Но что если он пойдет своей твердой ритмичной походкой и никогда больше не вернется? Если отправиться странствовать дальше, как делал до нас? Догнав его и положив руку ему на плечо, я увидела, что он плачет.
– Прости меня, Армуд!
Он провел кончиками пальцев по моей щеке, долго молчал.

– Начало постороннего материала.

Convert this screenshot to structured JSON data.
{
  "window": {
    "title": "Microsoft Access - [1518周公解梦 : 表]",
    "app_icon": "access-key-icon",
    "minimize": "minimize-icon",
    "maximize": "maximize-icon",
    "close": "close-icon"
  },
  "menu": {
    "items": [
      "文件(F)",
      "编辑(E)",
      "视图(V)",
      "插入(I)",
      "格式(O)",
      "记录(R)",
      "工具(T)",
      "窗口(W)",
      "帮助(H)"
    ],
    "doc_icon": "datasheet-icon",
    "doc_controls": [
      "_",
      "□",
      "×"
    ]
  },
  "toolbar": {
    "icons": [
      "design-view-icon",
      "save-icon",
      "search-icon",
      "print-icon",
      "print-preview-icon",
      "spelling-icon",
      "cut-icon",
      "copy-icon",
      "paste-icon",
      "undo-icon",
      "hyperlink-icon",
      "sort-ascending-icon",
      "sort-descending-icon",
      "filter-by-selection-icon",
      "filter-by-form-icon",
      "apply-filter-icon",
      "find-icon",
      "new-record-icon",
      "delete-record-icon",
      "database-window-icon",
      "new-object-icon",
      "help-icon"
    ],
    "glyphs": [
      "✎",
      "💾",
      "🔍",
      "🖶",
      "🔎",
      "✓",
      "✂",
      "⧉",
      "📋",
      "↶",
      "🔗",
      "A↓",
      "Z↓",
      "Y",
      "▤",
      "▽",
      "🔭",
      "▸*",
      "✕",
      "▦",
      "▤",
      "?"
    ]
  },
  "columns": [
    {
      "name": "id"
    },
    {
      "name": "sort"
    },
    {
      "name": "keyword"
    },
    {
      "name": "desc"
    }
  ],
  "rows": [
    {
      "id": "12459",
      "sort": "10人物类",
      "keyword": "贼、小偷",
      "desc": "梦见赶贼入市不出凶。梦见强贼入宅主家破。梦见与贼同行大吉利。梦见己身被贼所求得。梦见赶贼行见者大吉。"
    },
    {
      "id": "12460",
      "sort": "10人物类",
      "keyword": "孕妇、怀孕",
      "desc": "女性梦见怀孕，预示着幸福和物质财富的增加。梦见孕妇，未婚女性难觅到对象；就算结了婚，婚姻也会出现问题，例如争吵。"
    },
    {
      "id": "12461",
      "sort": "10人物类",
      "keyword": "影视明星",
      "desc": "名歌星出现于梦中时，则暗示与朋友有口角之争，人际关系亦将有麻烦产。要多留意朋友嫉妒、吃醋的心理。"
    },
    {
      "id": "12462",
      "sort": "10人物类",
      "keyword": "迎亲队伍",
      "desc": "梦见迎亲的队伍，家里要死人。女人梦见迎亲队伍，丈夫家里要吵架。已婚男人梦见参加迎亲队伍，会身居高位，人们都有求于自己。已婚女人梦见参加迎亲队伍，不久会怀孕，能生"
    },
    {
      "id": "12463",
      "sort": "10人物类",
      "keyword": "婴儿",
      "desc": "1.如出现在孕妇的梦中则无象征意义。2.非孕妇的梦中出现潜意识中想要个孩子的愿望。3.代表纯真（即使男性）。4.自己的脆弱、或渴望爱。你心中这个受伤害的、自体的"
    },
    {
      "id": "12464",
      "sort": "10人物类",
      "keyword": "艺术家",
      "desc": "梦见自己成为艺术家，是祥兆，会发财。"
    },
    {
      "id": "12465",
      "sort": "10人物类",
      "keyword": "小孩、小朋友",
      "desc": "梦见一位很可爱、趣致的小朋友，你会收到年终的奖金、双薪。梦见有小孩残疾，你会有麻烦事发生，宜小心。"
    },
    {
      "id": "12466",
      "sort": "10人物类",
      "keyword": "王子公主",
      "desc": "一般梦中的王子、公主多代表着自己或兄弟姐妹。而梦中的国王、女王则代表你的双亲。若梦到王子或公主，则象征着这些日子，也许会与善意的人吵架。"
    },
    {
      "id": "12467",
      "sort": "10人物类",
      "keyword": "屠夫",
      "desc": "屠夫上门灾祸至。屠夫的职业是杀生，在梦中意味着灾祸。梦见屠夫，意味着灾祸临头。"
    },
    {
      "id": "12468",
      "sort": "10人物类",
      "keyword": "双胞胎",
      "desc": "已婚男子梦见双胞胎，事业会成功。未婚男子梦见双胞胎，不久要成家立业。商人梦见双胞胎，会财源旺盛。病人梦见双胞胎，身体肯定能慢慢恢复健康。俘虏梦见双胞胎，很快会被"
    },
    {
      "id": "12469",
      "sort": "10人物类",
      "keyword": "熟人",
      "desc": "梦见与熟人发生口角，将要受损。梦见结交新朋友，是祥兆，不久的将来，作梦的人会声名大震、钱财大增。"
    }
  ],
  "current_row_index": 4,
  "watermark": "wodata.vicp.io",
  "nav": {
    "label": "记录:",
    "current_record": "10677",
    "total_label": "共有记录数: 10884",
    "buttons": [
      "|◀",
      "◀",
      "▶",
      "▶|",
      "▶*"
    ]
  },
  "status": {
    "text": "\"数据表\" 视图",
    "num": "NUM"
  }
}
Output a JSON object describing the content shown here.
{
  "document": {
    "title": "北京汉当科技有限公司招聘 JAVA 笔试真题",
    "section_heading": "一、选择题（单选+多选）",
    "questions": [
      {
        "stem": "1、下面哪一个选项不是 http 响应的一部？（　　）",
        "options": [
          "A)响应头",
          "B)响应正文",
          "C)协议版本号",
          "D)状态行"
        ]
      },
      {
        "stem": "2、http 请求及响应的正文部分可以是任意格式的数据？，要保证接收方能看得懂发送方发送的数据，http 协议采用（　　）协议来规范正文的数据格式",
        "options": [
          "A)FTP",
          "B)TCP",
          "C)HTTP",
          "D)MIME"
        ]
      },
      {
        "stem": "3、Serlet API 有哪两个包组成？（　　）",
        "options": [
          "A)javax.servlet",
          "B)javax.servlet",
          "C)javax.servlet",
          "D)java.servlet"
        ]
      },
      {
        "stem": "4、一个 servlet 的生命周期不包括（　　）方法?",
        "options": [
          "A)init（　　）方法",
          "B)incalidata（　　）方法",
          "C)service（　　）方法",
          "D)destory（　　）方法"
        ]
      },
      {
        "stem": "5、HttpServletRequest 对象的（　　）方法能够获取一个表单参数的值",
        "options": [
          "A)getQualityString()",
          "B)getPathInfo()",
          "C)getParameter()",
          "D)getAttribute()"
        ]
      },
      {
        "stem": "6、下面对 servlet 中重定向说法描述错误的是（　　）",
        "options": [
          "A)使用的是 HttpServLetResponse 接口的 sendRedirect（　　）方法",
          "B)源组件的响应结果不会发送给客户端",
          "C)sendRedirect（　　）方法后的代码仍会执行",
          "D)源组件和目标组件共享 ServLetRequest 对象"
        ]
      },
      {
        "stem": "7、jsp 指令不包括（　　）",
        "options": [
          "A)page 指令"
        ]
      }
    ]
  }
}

– Я не это хотела сказать.
Обхватив его обеими руками, я прижалась лицом
Ты наверняка не помнишь этого, Руар, но в тот вечер мы ели вареный мох, который Армуд выкопал из-под снега. У тебя уже не было сил залезть на стул со ступеньками в кухне, мы с Армудом посадили тебя на твое место за столом и наблюдали, как ты жуешь. Тебе было уже почти два года, но ты выглядел таким маленьким – и вместе с тем постаревшим. У Туне Амалии стали такие большие глаза. Костлявые коленки, острые локти. Жалобное попискивание, когда мы ложились спать по вечерам. Во сне ты жевал воздух – я слышала это сквозь сон, лежала, крепко-крепко прижав тебя к себе.
Ничто не может длиться вечно, но как закончится эта зима? Помогли бы нам, если бы мы поближе сошлись с кем-нибудь в деревне, завязали узы, стояли б и болтали с другими на церковном холме по воскресеньям? Он пытался – местный пастор с крахмальным воротничком, вспотевший до корней волос, пока добрался до нас по лесной дороге. Но ему пришлось уйти ни с чем, по-другому не получилось. И не только потому, что меня тревожили распросы – пасторы и церкви стояли у меня поперек горла, я не могла заставить себя даже взглянуть на белое оштукатуренное здание. Если нас не заберет Тронка или пастор, то тогда возьмет голод. Да и какая разница, кто именно.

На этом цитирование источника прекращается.